Il y’a 30 ans, Physiothérapie du sport du Québec (PSQ) emménageait au centre Claude-Robillard. C’était la première entreprise privée à fournir des services en physiothérapie aux sportifs de haut niveau.

L’histoire de PSQ est autant celle d’une réussite économique que d’une aventure sportive. Les fondatrices, Louise Beaumont, Janie Barrette et Brigitte Leger, des physiothérapeutes étaient aussi des sportives de performance en handball, en athlétisme et en natation.

«Tout a commencé quand les fondatrices ont acheté la défunte Société des sports du Québec qui offrait des services de physiothérapie aux sportifs, mais qui gérait surtout une décroissance», explique Jean Beaumont, un des responsables de Physiothérapie du sport du Québec.

Selon lui, la physio pour les sportifs a pris de l’importance à partir en 1974, deux ans avant la tenue des Jeux olympiques de 1976.

«C’était un service de physiothérapie du centre d’Entrainement national des athlètes (CENA).

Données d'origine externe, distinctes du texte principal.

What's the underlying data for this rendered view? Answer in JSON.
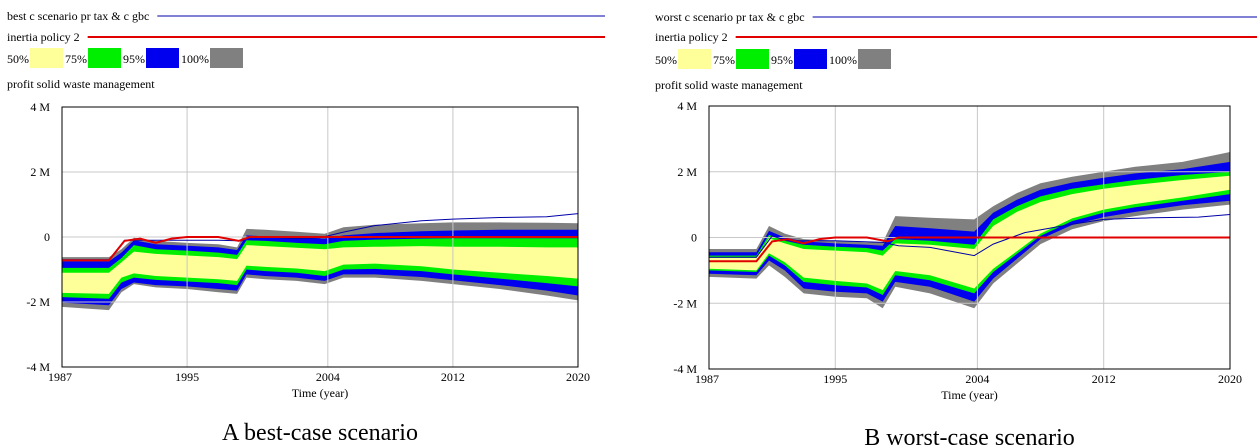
{
  "figure": {
    "colors": {
      "run_line": "#0000aa",
      "policy_line": "#e00000",
      "band_50": "#ffff99",
      "band_75": "#00ee00",
      "band_95": "#0000ee",
      "band_100": "#808080",
      "grid": "#c8c8c8"
    }
  },
  "chart_data": [
    {
      "type": "area",
      "panel_caption": "A best-case scenario",
      "legend_runs": [
        "best c scenario pr tax & c gbc",
        "inertia policy 2"
      ],
      "legend_bands": [
        "50%",
        "75%",
        "95%",
        "100%"
      ],
      "variable_label": "profit solid waste management",
      "xlabel": "Time (year)",
      "xlim": [
        1987,
        2020
      ],
      "ylim": [
        -4,
        4
      ],
      "x_ticks": [
        1987,
        1995,
        2004,
        2012,
        2020
      ],
      "y_ticks": [
        -4,
        -2,
        0,
        2,
        4
      ],
      "y_tick_labels": [
        "-4 M",
        "-2 M",
        "0",
        "2 M",
        "4 M"
      ],
      "grid": true,
      "x": [
        1987,
        1990,
        1990.8,
        1991.6,
        1993,
        1995,
        1997,
        1998.2,
        1998.8,
        2000,
        2002,
        2003.8,
        2005,
        2007,
        2010,
        2012,
        2015,
        2018,
        2020
      ],
      "bands": {
        "p100": {
          "lo": [
            -2.15,
            -2.25,
            -1.7,
            -1.45,
            -1.55,
            -1.6,
            -1.7,
            -1.75,
            -1.25,
            -1.3,
            -1.35,
            -1.45,
            -1.25,
            -1.25,
            -1.35,
            -1.45,
            -1.6,
            -1.8,
            -1.95
          ],
          "hi": [
            -0.62,
            -0.62,
            -0.38,
            -0.02,
            -0.12,
            -0.18,
            -0.22,
            -0.32,
            0.25,
            0.22,
            0.16,
            0.1,
            0.3,
            0.38,
            0.42,
            0.45,
            0.45,
            0.44,
            0.42
          ]
        },
        "p95": {
          "lo": [
            -2.02,
            -2.1,
            -1.6,
            -1.4,
            -1.48,
            -1.52,
            -1.6,
            -1.65,
            -1.15,
            -1.2,
            -1.25,
            -1.35,
            -1.15,
            -1.15,
            -1.23,
            -1.33,
            -1.48,
            -1.65,
            -1.8
          ],
          "hi": [
            -0.75,
            -0.75,
            -0.48,
            -0.1,
            -0.22,
            -0.27,
            -0.32,
            -0.4,
            0.05,
            0.02,
            -0.02,
            -0.05,
            0.05,
            0.12,
            0.18,
            0.2,
            0.22,
            0.22,
            0.22
          ]
        },
        "p75": {
          "lo": [
            -1.85,
            -1.9,
            -1.4,
            -1.25,
            -1.32,
            -1.37,
            -1.42,
            -1.48,
            -1.0,
            -1.05,
            -1.1,
            -1.2,
            -1.0,
            -0.98,
            -1.05,
            -1.15,
            -1.28,
            -1.42,
            -1.52
          ],
          "hi": [
            -0.95,
            -0.95,
            -0.65,
            -0.25,
            -0.38,
            -0.42,
            -0.48,
            -0.55,
            -0.1,
            -0.12,
            -0.18,
            -0.22,
            -0.12,
            -0.08,
            -0.05,
            -0.04,
            -0.04,
            -0.04,
            -0.04
          ]
        },
        "p50": {
          "lo": [
            -1.72,
            -1.75,
            -1.25,
            -1.12,
            -1.2,
            -1.25,
            -1.3,
            -1.35,
            -0.88,
            -0.92,
            -0.97,
            -1.05,
            -0.85,
            -0.82,
            -0.9,
            -1.0,
            -1.1,
            -1.2,
            -1.28
          ],
          "hi": [
            -1.1,
            -1.1,
            -0.78,
            -0.45,
            -0.52,
            -0.57,
            -0.62,
            -0.68,
            -0.25,
            -0.28,
            -0.33,
            -0.38,
            -0.32,
            -0.3,
            -0.28,
            -0.3,
            -0.3,
            -0.32,
            -0.32
          ]
        }
      },
      "series": [
        {
          "name": "best c scenario pr tax & c gbc",
          "x": [
            1987,
            1990,
            1991,
            1992,
            1993,
            1995,
            1997,
            1998.5,
            1999,
            2000,
            2002,
            2003.5,
            2005,
            2007,
            2010,
            2012,
            2015,
            2018,
            2020
          ],
          "values": [
            -0.7,
            -0.7,
            -0.1,
            -0.1,
            -0.1,
            -0.1,
            -0.1,
            -0.12,
            0.02,
            0.0,
            -0.05,
            -0.02,
            0.15,
            0.35,
            0.5,
            0.55,
            0.6,
            0.62,
            0.72
          ]
        },
        {
          "name": "inertia policy 2",
          "x": [
            1987,
            1990,
            1991,
            1992,
            1993,
            1994,
            1995,
            1997,
            1998.3,
            1999,
            2020
          ],
          "values": [
            -0.72,
            -0.72,
            -0.12,
            -0.05,
            -0.18,
            -0.05,
            0.0,
            0.0,
            -0.12,
            0.0,
            0.0
          ]
        }
      ]
    },
    {
      "type": "area",
      "panel_caption": "B worst-case scenario",
      "legend_runs": [
        "worst c scenario pr tax & c gbc",
        "inertia policy 2"
      ],
      "legend_bands": [
        "50%",
        "75%",
        "95%",
        "100%"
      ],
      "variable_label": "profit solid waste management",
      "xlabel": "Time (year)",
      "xlim": [
        1987,
        2020
      ],
      "ylim": [
        -4,
        4
      ],
      "x_ticks": [
        1987,
        1995,
        2004,
        2012,
        2020
      ],
      "y_ticks": [
        -4,
        -2,
        0,
        2,
        4
      ],
      "y_tick_labels": [
        "-4 M",
        "-2 M",
        "0",
        "2 M",
        "4 M"
      ],
      "grid": true,
      "x": [
        1987,
        1990,
        1990.8,
        1991.8,
        1993,
        1995,
        1997,
        1998,
        1998.8,
        2001,
        2003.8,
        2005,
        2006.5,
        2008,
        2010,
        2012,
        2014,
        2017,
        2020
      ],
      "bands": {
        "p100": {
          "lo": [
            -1.2,
            -1.25,
            -0.85,
            -1.2,
            -1.7,
            -1.8,
            -1.85,
            -2.15,
            -1.5,
            -1.7,
            -2.15,
            -1.4,
            -0.8,
            -0.2,
            0.25,
            0.5,
            0.65,
            0.85,
            1.0
          ],
          "hi": [
            -0.35,
            -0.35,
            0.35,
            0.12,
            -0.05,
            -0.1,
            -0.15,
            -0.15,
            0.65,
            0.6,
            0.55,
            0.95,
            1.35,
            1.65,
            1.85,
            2.0,
            2.15,
            2.3,
            2.6
          ]
        },
        "p95": {
          "lo": [
            -1.1,
            -1.15,
            -0.7,
            -1.0,
            -1.55,
            -1.65,
            -1.7,
            -1.95,
            -1.35,
            -1.5,
            -1.95,
            -1.25,
            -0.65,
            -0.05,
            0.38,
            0.62,
            0.78,
            0.98,
            1.12
          ],
          "hi": [
            -0.45,
            -0.45,
            0.2,
            0.0,
            -0.12,
            -0.18,
            -0.22,
            -0.25,
            0.35,
            0.28,
            0.18,
            0.75,
            1.15,
            1.45,
            1.67,
            1.82,
            1.95,
            2.08,
            2.3
          ]
        },
        "p75": {
          "lo": [
            -1.0,
            -1.05,
            -0.55,
            -0.85,
            -1.35,
            -1.45,
            -1.52,
            -1.75,
            -1.15,
            -1.3,
            -1.7,
            -1.05,
            -0.5,
            0.05,
            0.5,
            0.75,
            0.92,
            1.12,
            1.32
          ],
          "hi": [
            -0.55,
            -0.55,
            0.08,
            -0.1,
            -0.22,
            -0.28,
            -0.32,
            -0.4,
            -0.05,
            -0.1,
            -0.22,
            0.55,
            0.95,
            1.25,
            1.48,
            1.62,
            1.75,
            1.9,
            2.0
          ]
        },
        "p50": {
          "lo": [
            -0.95,
            -1.0,
            -0.48,
            -0.75,
            -1.22,
            -1.32,
            -1.4,
            -1.6,
            -1.02,
            -1.15,
            -1.55,
            -0.95,
            -0.42,
            0.12,
            0.58,
            0.85,
            1.02,
            1.22,
            1.45
          ],
          "hi": [
            -0.62,
            -0.62,
            -0.02,
            -0.18,
            -0.35,
            -0.4,
            -0.45,
            -0.55,
            -0.18,
            -0.22,
            -0.35,
            0.35,
            0.78,
            1.08,
            1.32,
            1.48,
            1.6,
            1.75,
            1.88
          ]
        }
      },
      "series": [
        {
          "name": "worst c scenario pr tax & c gbc",
          "x": [
            1987,
            1990,
            1991,
            1992,
            1995,
            1998,
            1999,
            2001,
            2003.8,
            2005,
            2007,
            2010,
            2012,
            2015,
            2018,
            2020
          ],
          "values": [
            -0.6,
            -0.6,
            0.05,
            -0.1,
            -0.1,
            -0.15,
            -0.25,
            -0.3,
            -0.55,
            -0.2,
            0.15,
            0.4,
            0.55,
            0.6,
            0.62,
            0.7
          ]
        },
        {
          "name": "inertia policy 2",
          "x": [
            1987,
            1990,
            1991,
            1992,
            1993,
            1994,
            1995,
            1997,
            1998.3,
            1999,
            2020
          ],
          "values": [
            -0.72,
            -0.72,
            -0.12,
            -0.05,
            -0.18,
            -0.05,
            0.0,
            0.0,
            -0.12,
            0.0,
            0.0
          ]
        }
      ]
    }
  ]
}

Il était ouvert uniquement à ceux qui préparaient les JO de Montréal.»

Ce service a évolué ensuite en clinique, qui à partir de 1978 était ouverte à tous.

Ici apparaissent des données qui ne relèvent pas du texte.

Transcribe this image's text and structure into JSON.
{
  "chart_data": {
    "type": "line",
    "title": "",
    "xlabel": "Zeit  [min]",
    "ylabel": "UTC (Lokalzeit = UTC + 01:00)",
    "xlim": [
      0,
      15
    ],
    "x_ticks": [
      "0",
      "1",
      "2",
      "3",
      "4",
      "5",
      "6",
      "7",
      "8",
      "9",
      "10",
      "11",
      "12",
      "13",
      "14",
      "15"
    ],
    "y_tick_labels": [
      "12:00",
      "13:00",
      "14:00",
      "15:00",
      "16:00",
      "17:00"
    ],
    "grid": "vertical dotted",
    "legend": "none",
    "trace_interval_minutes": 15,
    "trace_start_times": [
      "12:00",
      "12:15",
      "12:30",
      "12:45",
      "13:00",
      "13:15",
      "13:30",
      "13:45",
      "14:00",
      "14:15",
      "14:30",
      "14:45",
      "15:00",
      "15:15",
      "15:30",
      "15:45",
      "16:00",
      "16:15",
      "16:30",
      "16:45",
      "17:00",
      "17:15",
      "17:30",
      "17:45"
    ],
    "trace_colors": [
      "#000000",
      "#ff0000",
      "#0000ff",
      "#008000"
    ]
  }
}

En 1980 a été créée la Société des sports du Québec (SSQ) qui avait récupéré les actifs de cette clinique.

En 1987, les trois employées de la clinique de la SSQ prennent la relève et s’installent au Complexe Claude-Robillard, au milieu des sportifs. «La demande était là notamment avec les athlètes d’élite», assure M. Beaumont

Depuis PSQ offre des services de physiothérapie en clinique et accompagne les sportifs et les équipes lors des grandes compétitions. Outre les athlètes, Physiothérapie du sport du Québec accueille aussi les citoyens qui ont besoin de soins spécialisés.

De leurs 30 ans d’activités, les spécialistes de PSQ croient avoir posé les balises de ce qui doit se faire en médecine du sport

«Il faut être pressionnel, mais aussi avoir une certaine compréhension et une empathie particulière, note M. Beaumont. Un sportif qui a passé des semaines à se préparer pour une compétition internationale et qui se blesse c’est le monde qui s’écroule.»